Synergistic use of MODIS and AIRS in a variational retrieval of cloud parameters

The Moderate Resolution Imaging Spectroradiometer ( MODIS) and the Atmospheric Infrared Sounder ( AIRS) measurements from the Earth Observing System's (EOS's) Aqua satellite enable global monitoring of the distribution of clouds. MODIS is able to provide a cloud mask, surface and cloud types, cloud phase, cloud-top pressure (CTP), effective cloud amount (ECA), cloud particle size, and cloud optical thickness at high spatial resolution ( 1 - 5 km). The combined MODIS - AIRS system offers the opportunity for improved cloud products, better than from either system alone; this improvement is demonstrated in this paper with both simulated and real radiances. A one-dimensional variational (1DVAR) methodology is used to retrieve the CTP and ECA from AIRS longwave ( 650 - 790 cm(-1) or 15.38 - 12.65 mum) cloudy radiance measurements ( hereinafter referred to as MODIS - AIRS 1DVAR). The MODIS - AIRS 1DVAR cloud properties show significant improvement over the MODIS-alone cloud properties and slight improvement over AIRS-alone cloud properties in a simulation study, while MODIS - AIRS 1DVAR is much more computationally efficient than the AIRS-alone 1DVAR; comparisons with radiosonde observations show that CTPs improve by 10 - 40 hPa for MODIS - AIRS CTPs over those from MODIS alone.

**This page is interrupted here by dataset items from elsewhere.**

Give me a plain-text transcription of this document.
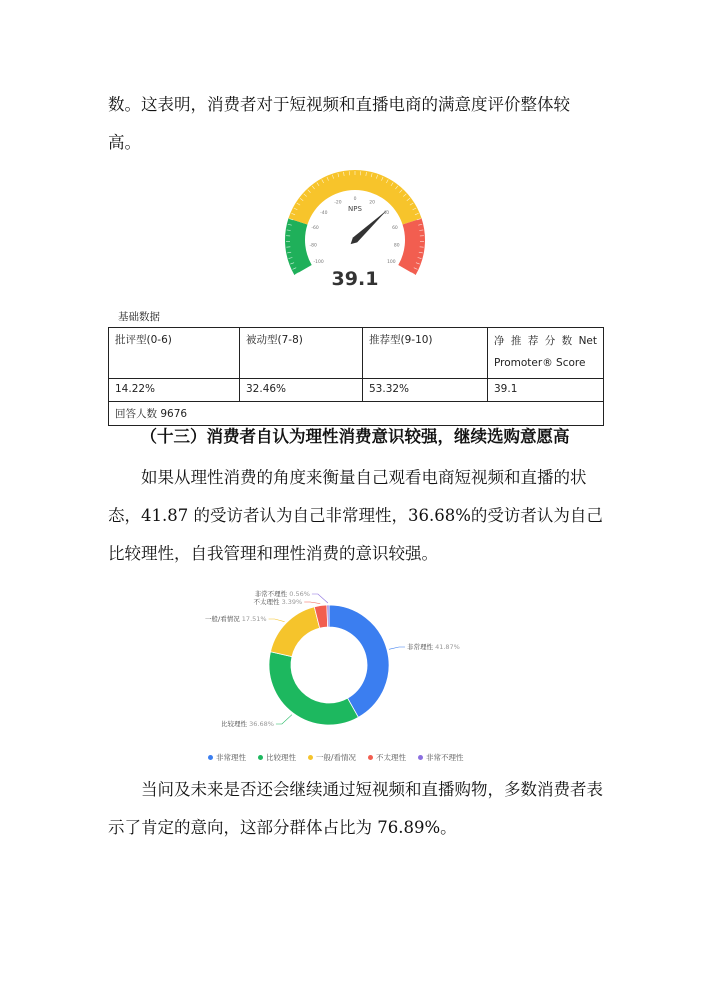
数。这表明，消费者对于短视频和直播电商的满意度评价整体较
高。

-100
-80
-60
-40
-20
0
20
40
60
80
100
NPS
39.1
基础数据
批评型(0-6)	被动型(7-8)	推荐型(9-10)	净 推 荐 分 数 Net Promoter® Score
14.22%	32.46%	53.32%	39.1
回答人数 9676			
（十三）消费者自认为理性消费意识较强，继续选购意愿高

如果从理性消费的角度来衡量自己观看电商短视频和直播的状态，41.87 的受访者认为自己非常理性，36.68%的受访者认为自己比较理性，自我管理和理性消费的意识较强。

非常理性 41.87%
比较理性 36.68%
一般/看情况 17.51%
不太理性 3.39%
非常不理性 0.56%
非常理性	比较理性	一般/看情况	不太理性	非常不理性

当问及未来是否还会继续通过短视频和直播购物，多数消费者表示了肯定的意向，这部分群体占比为 76.89%。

The 1DVAR approach is applied to process the AIRS longwave cloudy radiance measurements; results are compared with MODIS and Geostationary Operational Environmental Satellite sounder cloud products. Data from ground-based instrumentation at the Atmospheric Radiation Measurement Program Cloud and Radiation Test Bed in Oklahoma are used for validation; results show that MODIS - AIRS improves the MODIS CTP, especially in low-level clouds. The operational use of a high-spatial-resolution imager, along with information from a high-spectral-resolution sounder will be possible with instruments planned for the next-generation geostationary operational instruments.